Lawmakers in the Senate and the House of Representatives have begun the voting process on the fifth alteration of the 1999 constitution.
Senate President, Ahmad Lawan said the Senate would adopt an electronic mode of voting as a departure from the usual voice-vote adopted in the past.
According to him, members’ automated cards would serve as voting cards, adding that the voting instruments had been tested and ready for the exercise.
The Senate president Lawan said 68 bills harmonised by both chambers of the National Assembly would be considered for voting.
Chairman of the National Assembly Committee on Review of the 1999 Constitution and Deputy Senate President, Ovie Omo – Agege is currently presenting a report on the amendment bill before voting will commence.
“For today’s exercise, we will use electronic voting. We have tested the system and it is working,” the senate president said.

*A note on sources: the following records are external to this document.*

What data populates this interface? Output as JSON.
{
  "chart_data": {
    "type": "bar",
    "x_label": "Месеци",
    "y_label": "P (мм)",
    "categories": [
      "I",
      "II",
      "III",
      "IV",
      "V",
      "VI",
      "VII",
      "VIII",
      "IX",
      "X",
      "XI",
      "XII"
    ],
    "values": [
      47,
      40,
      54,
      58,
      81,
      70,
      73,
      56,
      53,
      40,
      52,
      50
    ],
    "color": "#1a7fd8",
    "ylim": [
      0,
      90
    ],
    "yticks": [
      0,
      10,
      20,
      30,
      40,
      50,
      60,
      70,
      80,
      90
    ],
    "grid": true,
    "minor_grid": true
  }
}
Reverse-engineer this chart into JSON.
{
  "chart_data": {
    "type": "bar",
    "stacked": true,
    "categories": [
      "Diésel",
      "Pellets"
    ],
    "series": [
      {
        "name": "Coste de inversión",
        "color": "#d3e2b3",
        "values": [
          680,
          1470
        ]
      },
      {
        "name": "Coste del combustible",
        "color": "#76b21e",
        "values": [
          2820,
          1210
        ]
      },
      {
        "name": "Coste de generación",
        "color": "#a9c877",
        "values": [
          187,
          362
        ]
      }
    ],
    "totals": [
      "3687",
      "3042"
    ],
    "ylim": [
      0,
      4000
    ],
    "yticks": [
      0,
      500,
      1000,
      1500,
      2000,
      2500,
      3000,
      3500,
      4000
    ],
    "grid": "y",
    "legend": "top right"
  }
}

“Omo-Agege will present the report. We will listen to his presentation and we can take comments and we will thereafter go into the voting process.
“I will announce the bill then we will take it as it is presented in the report and senators will each register with our cards.
”It will take us 30 seconds to vote. You will press the button for registration. Then there is registration, ‘Yes, no and abstain’. Voting will take another 30 seconds.
“If you don’t vote within 30 seconds, you have lost your vote. If a bill passes in the senate and the house, such bill would have passed in the national assembly and will be sent to states.
“If a bill passes in the senate but fails to pass in the house, that bill is dead – and vice versa,” Lawan explained earlier.